L’exemple des disciples d’Emmaüs est déterminant : ils vont comprendre, partager (la rupture du pain qui les dé-cille) et se remettre en route. Ils sont des hommes nouveaux sur le chemin du retour, vers Jérusalem, où le drame s’est déroulé.

 

L’expérience de résurrection la plus spectaculaire est celle de Paul (Actes, chapitre 9). « Relève-toi », « il ne voyait rien », « il resta trois jours aveugle » et enfin Ananie vient le trouver pour lui dire : « le Seigneur m’envoie pour que tu recouvres la vue et que tu sois rempli de l’Esprit-Saint ». Saül, appelé à se relever, a été trois jours dans le noir (au tombeau) pour devenir Paul, voyant, rempli de l’Esprit, totalement régénéré. Le parallèle avec Jésus est saisissant, il a fait l’expérience en lui-même de la Résurrection qui le lancera sur les routes.

 

À tous Jésus va donner son Esprit pour qu’ils demeurent en lui et lui en eux. Les disciples vont alors être capables de quitter la « chambre haute » où ils se terraient pour aller annoncer la « bonne nouvelle » au Monde, la nouvelle de la libération du Mal et de la vie dans l’amour du Dieu trinitaire. C’est cela leur résurrection, leur expérience de la Résurrection de Jésus.

 

La question pour nous, à la fin de ces quarante jours, est de savoir si nous vivons de cette résurrection, si nous croyons à cette libération du mal et du péché, si nous y participons. Jésus a vaincu le mal, il nous reste la charge de participer à ce combat jusqu’à son retour. Et enfin nous préoccuper du but de cette libération de nos entraves : « Comme le Père m’a aimé, moi aussi je vous ai aimés : demeurez en mon amour. Si vous observez mes commandements, vous demeurerez en mon amour, comme j’ai moi-même observé les commandements de mon Père et que je demeure en son amour (...) Mon commandement, c’est que vous vous aimiez les uns les autres comme je vous ai aimés (...) Je ne vous appelle plus serviteurs (...) je vous ai appelés amis... » (Jn 15, 9-15).

 

Vaste programme !

 

Le théologien Didier Travier écrit : « Croire au Ressuscité, c’est donc vivre dans l’incomparable responsabilité d’être, en Église, le Christ parmi les hommes ». (2)  Ou encore plus concis, Karl Jaspers : « Dieu est, c’est assez » « Quand tout est perdu, il ne reste que ceci : Dieu est ». (3)

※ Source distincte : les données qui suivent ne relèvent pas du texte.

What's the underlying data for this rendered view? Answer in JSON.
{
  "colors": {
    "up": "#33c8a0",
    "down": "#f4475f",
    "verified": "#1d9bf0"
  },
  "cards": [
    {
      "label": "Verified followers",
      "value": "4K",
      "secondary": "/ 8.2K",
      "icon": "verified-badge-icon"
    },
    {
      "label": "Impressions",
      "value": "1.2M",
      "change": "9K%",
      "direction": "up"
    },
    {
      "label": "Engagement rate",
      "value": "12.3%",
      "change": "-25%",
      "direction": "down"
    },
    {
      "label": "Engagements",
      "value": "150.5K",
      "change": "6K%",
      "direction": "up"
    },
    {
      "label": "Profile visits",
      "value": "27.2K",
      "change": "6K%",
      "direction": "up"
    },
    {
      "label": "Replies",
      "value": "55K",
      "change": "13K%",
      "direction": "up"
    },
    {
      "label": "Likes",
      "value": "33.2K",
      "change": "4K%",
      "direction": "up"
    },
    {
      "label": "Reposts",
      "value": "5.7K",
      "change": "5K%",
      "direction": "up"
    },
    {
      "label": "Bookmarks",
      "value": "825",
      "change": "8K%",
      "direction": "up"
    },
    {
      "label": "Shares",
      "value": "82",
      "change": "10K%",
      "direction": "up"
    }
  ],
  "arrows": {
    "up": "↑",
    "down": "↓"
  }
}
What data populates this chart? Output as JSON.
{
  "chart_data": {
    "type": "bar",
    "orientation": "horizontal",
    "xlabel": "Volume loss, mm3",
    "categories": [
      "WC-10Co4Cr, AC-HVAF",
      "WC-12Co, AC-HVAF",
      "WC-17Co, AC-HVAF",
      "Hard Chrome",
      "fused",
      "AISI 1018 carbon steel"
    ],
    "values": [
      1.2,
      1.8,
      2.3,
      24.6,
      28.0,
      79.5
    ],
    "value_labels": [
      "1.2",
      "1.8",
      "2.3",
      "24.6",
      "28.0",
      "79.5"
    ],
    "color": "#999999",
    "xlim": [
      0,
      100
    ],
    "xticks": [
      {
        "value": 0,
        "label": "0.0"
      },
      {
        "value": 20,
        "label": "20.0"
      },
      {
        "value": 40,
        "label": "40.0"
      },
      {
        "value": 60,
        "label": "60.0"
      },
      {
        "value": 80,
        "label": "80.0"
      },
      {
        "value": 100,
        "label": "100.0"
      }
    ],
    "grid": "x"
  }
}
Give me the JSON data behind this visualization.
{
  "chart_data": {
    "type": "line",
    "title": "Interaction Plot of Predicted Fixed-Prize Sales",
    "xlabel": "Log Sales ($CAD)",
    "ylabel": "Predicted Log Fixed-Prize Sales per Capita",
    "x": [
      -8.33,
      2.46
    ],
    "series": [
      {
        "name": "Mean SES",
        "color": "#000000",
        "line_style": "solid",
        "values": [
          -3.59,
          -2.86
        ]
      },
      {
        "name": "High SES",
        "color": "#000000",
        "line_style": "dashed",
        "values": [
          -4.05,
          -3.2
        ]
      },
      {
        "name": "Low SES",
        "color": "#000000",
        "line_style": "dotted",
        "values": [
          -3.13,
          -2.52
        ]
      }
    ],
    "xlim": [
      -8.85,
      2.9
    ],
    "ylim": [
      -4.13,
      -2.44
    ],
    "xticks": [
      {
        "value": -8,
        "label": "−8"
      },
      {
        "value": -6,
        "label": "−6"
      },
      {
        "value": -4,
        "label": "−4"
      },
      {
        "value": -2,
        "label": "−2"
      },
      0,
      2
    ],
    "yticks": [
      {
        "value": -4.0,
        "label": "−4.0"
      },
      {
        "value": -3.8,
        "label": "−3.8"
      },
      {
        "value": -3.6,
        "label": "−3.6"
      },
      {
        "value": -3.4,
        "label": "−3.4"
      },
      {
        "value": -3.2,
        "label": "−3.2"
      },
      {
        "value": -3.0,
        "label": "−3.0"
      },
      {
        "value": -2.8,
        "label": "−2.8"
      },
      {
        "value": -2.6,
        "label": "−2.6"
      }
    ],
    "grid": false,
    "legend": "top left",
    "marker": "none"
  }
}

                                                                                                Marc Durand

 

 

1 - Didier Travier, Une confiance sans nom, éditions Ampelos, 2017, p. 62. Petit livre évoqué dans une chronique récente de Bernard Ginisty dans Garrigues & Sentiers  qui vaut vraiment le voyage (mieux que le détour).

 

2 - Ibid., p. 63.

 

3 - Karl Jaspers, Introduction à la philosophie, Plon, 1981, chapitre 4.